La Prima Guerra mondiale

Uno degli aspetti sorprendenti della Prima Guerra mondiale fu proprio l’alto numero di vittorie di Pirro che si susseguirono tra il 1914 e il 1918, a cominciare dal fatto che la stessa vittoria inglese sulla Germania nel 1918 fu ottenuta tanto faticosamente e con tali sforzi da pregiudicare la stessa solidità dell’impero britannico. Tra le tante, due grandi battaglie hanno maggiormente concentrato l’attenzione e si svolsero entrambe sul fronte occidentale: Verdun e la Somme.
Dal febbraio 1916 a dicembre intorno a Verdun si combatterono tra loro francesi e tedeschi con un bilancio di perdite spaventoso: nonostante sia trascorso più di un secolo le stime sono ancora indefinite e diverse, ma è ragionevole pensare che il totale dei morti da entrambe le parti sia stato abbondantemente superiore al mezzo milione e i feriti almeno ottocentomila, tra i quali decine di migliaia di intossicati dai gas asfissianti. Verdun non era un obiettivo strategico, ma i tedeschi intendevano ‘dissanguare’ lentamente l’esercito francese e impedirne altre operazioni offensive.

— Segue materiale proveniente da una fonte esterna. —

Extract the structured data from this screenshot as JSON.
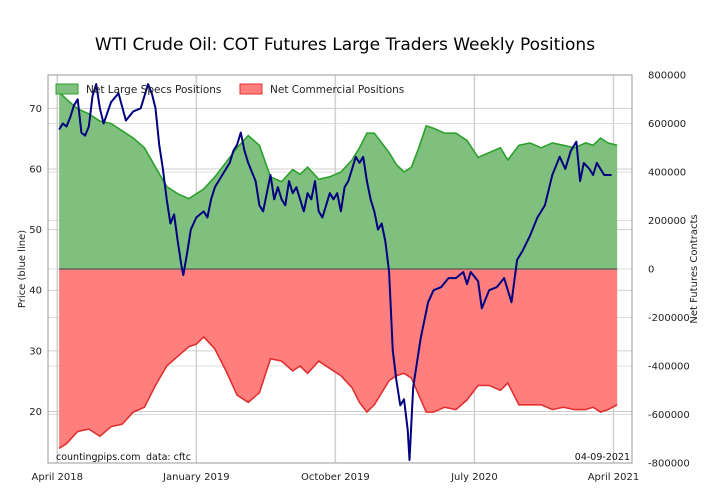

Qualcosa di analogo avvenne sulla Somme tra inglesi e tedeschi da luglio a novembre dello stesso anno: altrettanto terrificante il numero dei caduti di poco superiore a quello di Verdun. Eppure si parlò di vittoria strategica perché, anche senza aver conseguito rimarchevoli conquiste territoriali, l’esercito tedesco era stato comunque ‘inchiodato’ sulle sue linee.

Non si trattava più di considerare una singola battaglia come episodio degno di Pirro, ma l’intera macchina bellica stava conducendo una guerra con costi superiori alle conquiste mentre la propaganda esaltava grandi vittorie.